A representante da Fundo das Nações Unidas – UNFPA, Fernanda Lopes, disse que a Sala de Situação mostrou que mesmo em situações muito graves, é possível que haja uma articulação para fortalecer aquilo que as mulheres estejam fazendo em suas comunidades. “Políticas públicas precisam de números e de evidências, mas essas informações só existem porque há pessoas por trás desses dados. Além disso, a Sala trouxe essas mulheres para o centro do debate e reforçou a máxima do ‘nunca sobre nós sem nós’”, disse.

Desafio: zika continua
Sobre alguns desafios, Fernanda apontou que a incidência dos casos de microcefalia caiu, mas a epidemia de zika continua nos mais de 80 países onde eles foram identificados. “Outras novas complicações ainda podem aparecer nas crianças acometidas com microcefalia e ainda vivemos sob o impacto social na vida dessas mães.
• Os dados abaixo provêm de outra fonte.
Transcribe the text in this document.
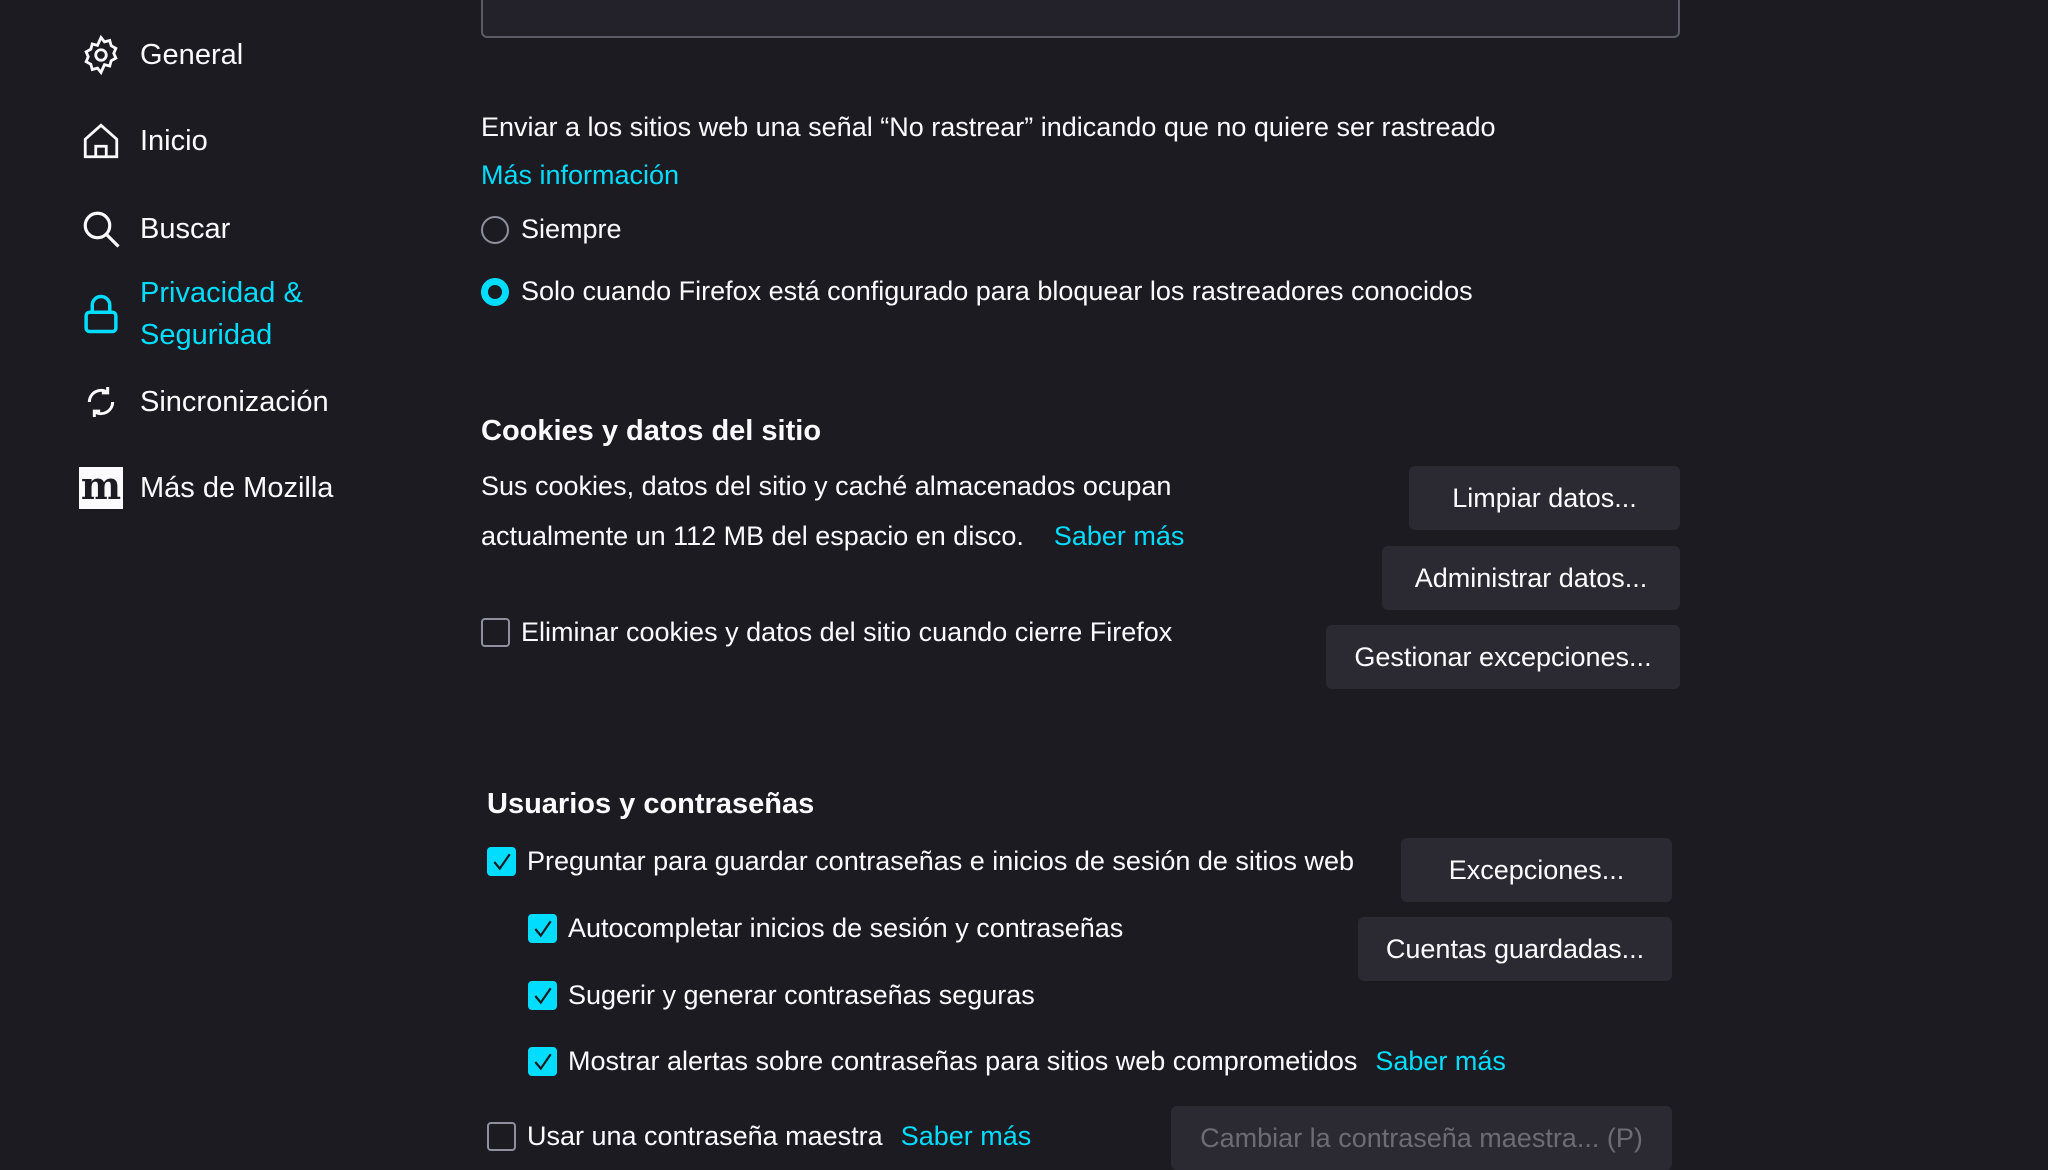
General
Inicio
Buscar
Privacidad &
Seguridad
Sincronización
m Más de Mozilla
Enviar a los sitios web una señal “No rastrear” indicando que no quiere ser rastreado
Más información
Siempre
Solo cuando Firefox está configurado para bloquear los rastreadores conocidos
Cookies y datos del sitio
Sus cookies, datos del sitio y caché almacenados ocupan
actualmente un 112 MB del espacio en disco. Saber más
Eliminar cookies y datos del sitio cuando cierre Firefox
Limpiar datos...
Administrar datos...
Gestionar excepciones...
Usuarios y contraseñas
Preguntar para guardar contraseñas e inicios de sesión de sitios web
Autocompletar inicios de sesión y contraseñas
Sugerir y generar contraseñas seguras
Mostrar alertas sobre contraseñas para sitios web comprometidos Saber más
Usar una contraseña maestra Saber más
Excepciones...
Cuentas guardadas...
Cambiar la contraseña maestra... (P)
Alguns outros dados também merecem detaque, como o fato de identificarmos a redução de 6% no número de nascimentos de crianças no ano de 2016; que 4 % das mães que tiveram filhos com a microcefalia tinham menos de 14 anos; e que 84 % das mulheres são negras”, salientou.

Nessa mesma linha, a representante da ONG Crioula, Lúcia Xavier, destacou que no mesmo período de enfrentamento da epidemia o Brasil vive crises políticas e econômicas. “A Sala de Situação apareceu como um lugar de diálogo entre a sociedade civil e o Estado para garantir o controle da epidemia. Conseguimos organizar novas estratégias para promover a garantia dos direitos das mulheres. Como um dos principais desafios da Sala, precisamos combater as barreiras do sexismos e racismos e a necessidade de melhorar e ampliar as estratégias de escuta dessas mulheres”, afirmou.